In [None]:
from google.colab import drive
drive.mount('/content/drive')

import torch
from tqdm.auto import trange

import numpy as np
import pandas as pd
import os
import torch
from numpy import float64
import json
from tqdm.auto import trange
import sys


Mounted at /content/drive


In [None]:
def sammon_error(x, y, smooth=1e-8, batched_input=False, batch_size=None, d_x=None):
    '''
    :param x:       Original data -> Tensor[#n classes/functions, #k features]
    :param y:       Input data  -> Tensor[#n classes/functions, #l features]
    :param device:  Device cpu or cuda
    :param smooth:  Smooth to avoid div by 0
    :param d_x:     If we have precalculated d_x with shape Tensor[#n classes/functions, #n classes/functions]
    '''

    if not batched_input:

        d_y = torch.cdist(y, y)
        if d_x is None:
            d_x = torch.cdist(x, x)

        return 1 / torch.sum(d_x) * torch.sum(torch.square(d_x - d_y) / (d_x + smooth))
    else:

        total_scale = 0
        total_error = 0
        for dim1_left_index in range(0, x.shape[0], batch_size):
            for dim2_left_index in range(0, x.shape[0], batch_size):
                dim1_right_index = min(x.shape[0], dim1_left_index + batch_size)
                dim2_right_index = min(x.shape[0], dim2_left_index + batch_size)
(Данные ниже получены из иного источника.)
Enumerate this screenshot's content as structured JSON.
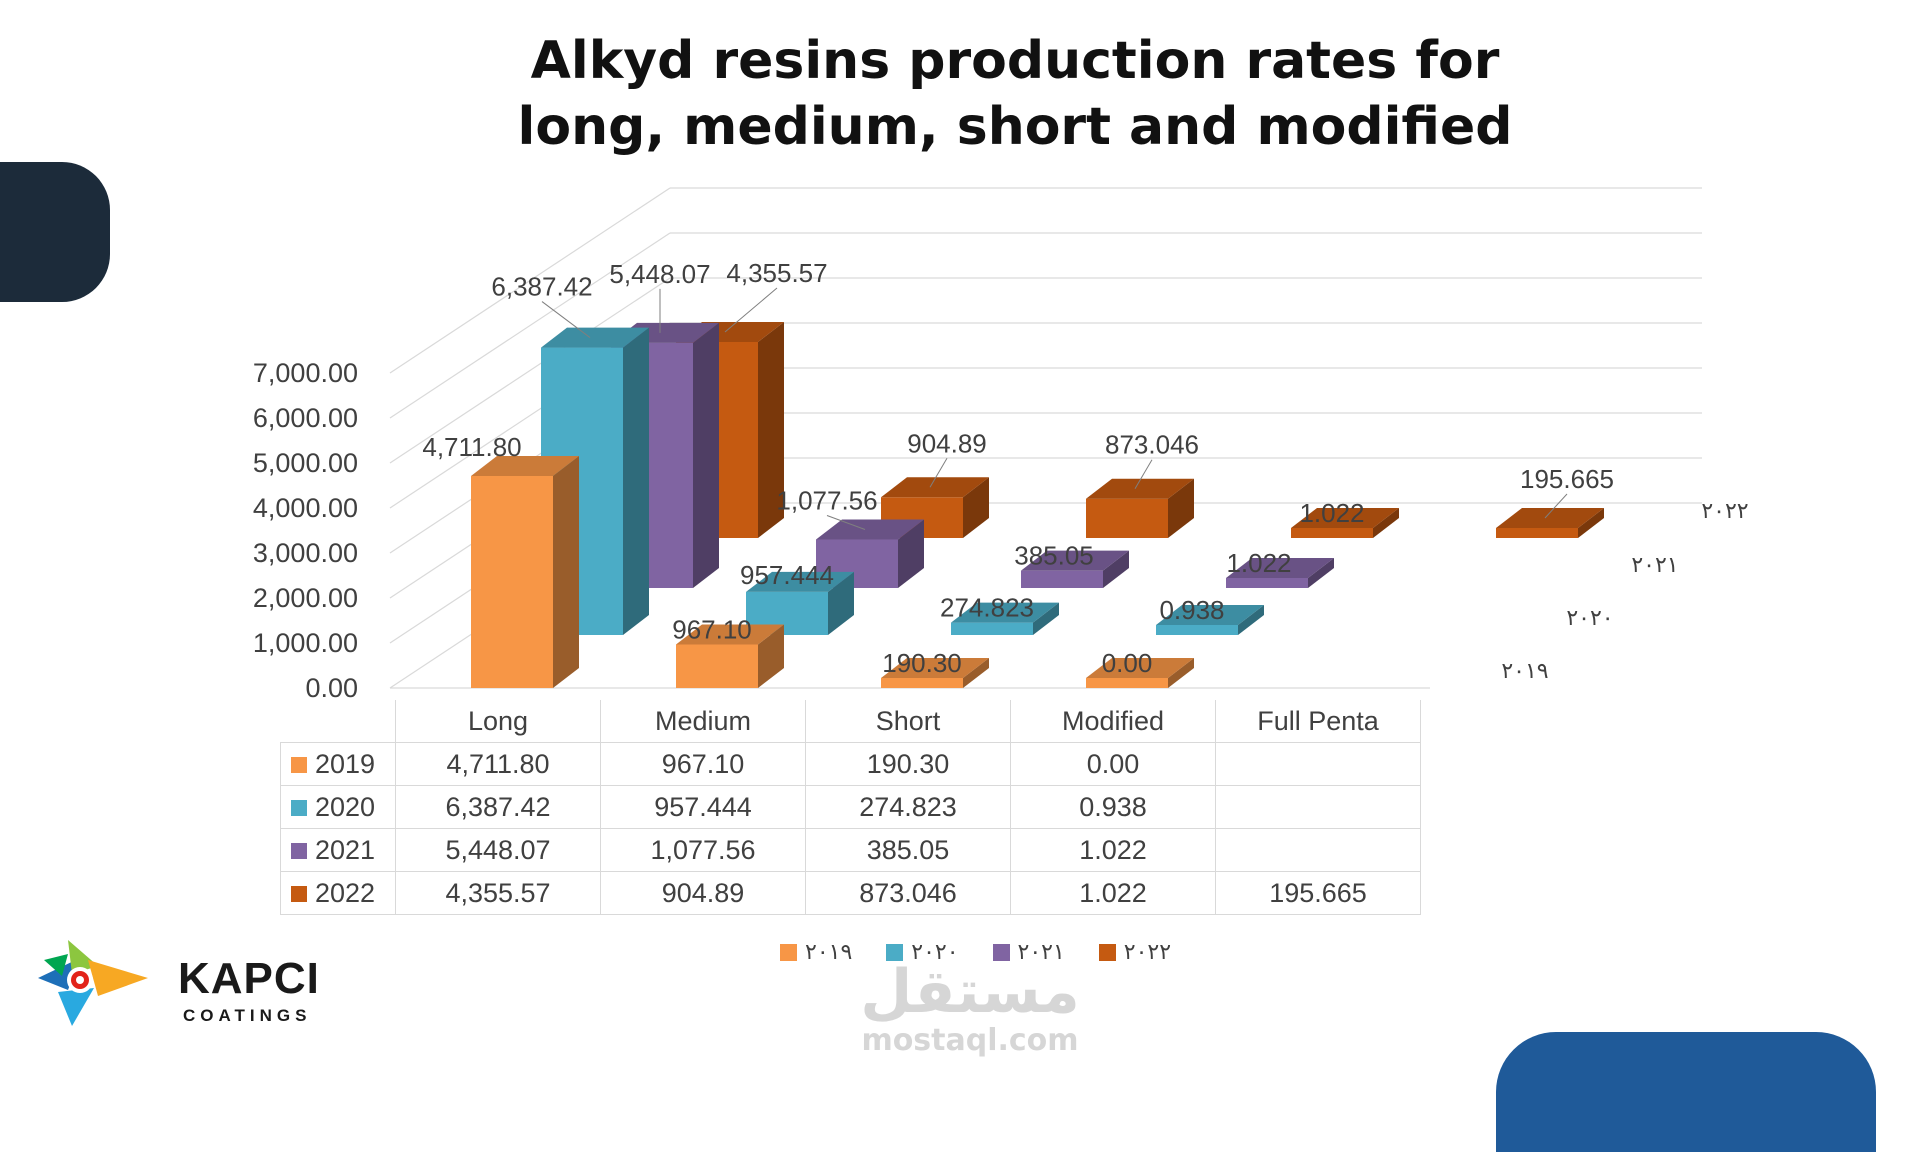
{
  "title_line1": "Alkyd resins production rates for",
  "title_line2": "long, medium, short and modified",
  "chart_data": {
    "type": "bar",
    "title": "Alkyd resins production rates for long, medium, short and modified",
    "categories": [
      "Long",
      "Medium",
      "Short",
      "Modified",
      "Full Penta"
    ],
    "series": [
      {
        "name": "2019",
        "values": [
          4711.8,
          967.1,
          190.3,
          0.0,
          null
        ],
        "labels": [
          "4,711.80",
          "967.10",
          "190.30",
          "0.00",
          ""
        ],
        "color": "#f79646"
      },
      {
        "name": "2020",
        "values": [
          6387.42,
          957.444,
          274.823,
          0.938,
          null
        ],
        "labels": [
          "6,387.42",
          "957.444",
          "274.823",
          "0.938",
          ""
        ],
        "color": "#4bacc6"
      },
      {
        "name": "2021",
        "values": [
          5448.07,
          1077.56,
          385.05,
          1.022,
          null
        ],
        "labels": [
          "5,448.07",
          "1,077.56",
          "385.05",
          "1.022",
          ""
        ],
        "color": "#8064a2"
      },
      {
        "name": "2022",
        "values": [
          4355.57,
          904.89,
          873.046,
          1.022,
          195.665
        ],
        "labels": [
          "4,355.57",
          "904.89",
          "873.046",
          "1.022",
          "195.665"
        ],
        "color": "#c55a11"
      }
    ],
    "depth_labels": [
      "٢٠١٩",
      "٢٠٢٠",
      "٢٠٢١",
      "٢٠٢٢"
    ],
    "y_ticks": [
      "0.00",
      "1,000.00",
      "2,000.00",
      "3,000.00",
      "4,000.00",
      "5,000.00",
      "6,000.00",
      "7,000.00"
    ],
    "ylim": [
      0,
      7000
    ],
    "legend_position": "bottom",
    "grid": true,
    "data_table": true
  },
  "table": {
    "columns": [
      "Long",
      "Medium",
      "Short",
      "Modified",
      "Full Penta"
    ],
    "rows": [
      {
        "year": "2019",
        "color": "#f79646",
        "cells": [
          "4,711.80",
          "967.10",
          "190.30",
          "0.00",
          ""
        ]
      },
      {
        "year": "2020",
        "color": "#4bacc6",
        "cells": [
          "6,387.42",
          "957.444",
          "274.823",
          "0.938",
          ""
        ]
      },
      {
        "year": "2021",
        "color": "#8064a2",
        "cells": [
          "5,448.07",
          "1,077.56",
          "385.05",
          "1.022",
          ""
        ]
      },
      {
        "year": "2022",
        "color": "#c55a11",
        "cells": [
          "4,355.57",
          "904.89",
          "873.046",
          "1.022",
          "195.665"
        ]
      }
    ]
  },
  "legend": [
    {
      "label": "٢٠١٩",
      "color": "#f79646"
    },
    {
      "label": "٢٠٢٠",
      "color": "#4bacc6"
    },
    {
      "label": "٢٠٢١",
      "color": "#8064a2"
    },
    {
      "label": "٢٠٢٢",
      "color": "#c55a11"
    }
  ],
  "logo": {
    "name": "KAPCI",
    "sub": "COATINGS"
  },
  "watermark": {
    "arabic": "مستقل",
    "latin": "mostaql.com"
  }
}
                d_x_batch = torch.cdist(x[dim1_left_index:dim1_right_index, :],
                                        x[dim2_left_index:dim2_right_index, :])

                d_y_batch = torch.cdist(y[dim1_left_index:dim1_right_index, :],
                                        y[dim2_left_index:dim2_right_index, :])

                total_scale += torch.sum(d_x_batch).long()
                total_error += torch.sum(torch.square(d_x_batch - d_y_batch) / (d_x_batch + smooth))

        return 1 / total_scale * total_error



In [None]:
class FireflyAlgorithm:
    def __init__(self, n_fireflies, n_features, n_selected_features, alpha=1.0, beta=2.0, gamma=1.0,
                 max_iter=100, device='cuda'):
        self.n_fireflies = n_fireflies
        self.n_features = n_features
        self.n_selected_features = n_selected_features
        self.alpha = alpha  # Коэффициент случайности
        self.beta = beta  # Коэффициент притяжения
        self.gamma = gamma  # Коэффициент затухания
        self.max_iter = max_iter
        self.device = device
        self.pheromone = torch.rand(n_fireflies, n_features, device=device)  # Позиции светлячков
        self.best_solution = None
        self.best_score = float('inf')

    def run(self, data, batch_size=None, use_tqdm=True):
        data = data.to(self.device)
        iterator = range(self.max_iter)
        if use_tqdm:
            iterator = trange(self.max_iter, leave=False)

        for iteration in iterator:
            scores = []
            for i in range(self.n_fireflies):
                solution = self.pheromone[i]
                selected_features = self.construct_solution(solution)
                score = self.evaluate_solution(selected_features, data, batch_size)
                scores.append(score)

                # Обновляем лучшую найденную позицию
                if score < self.best_score:
                    self.best_score = score
                    self.best_solution = selected_features

            scores = torch.tensor(scores, device=self.device)
            self.update_fireflies(scores)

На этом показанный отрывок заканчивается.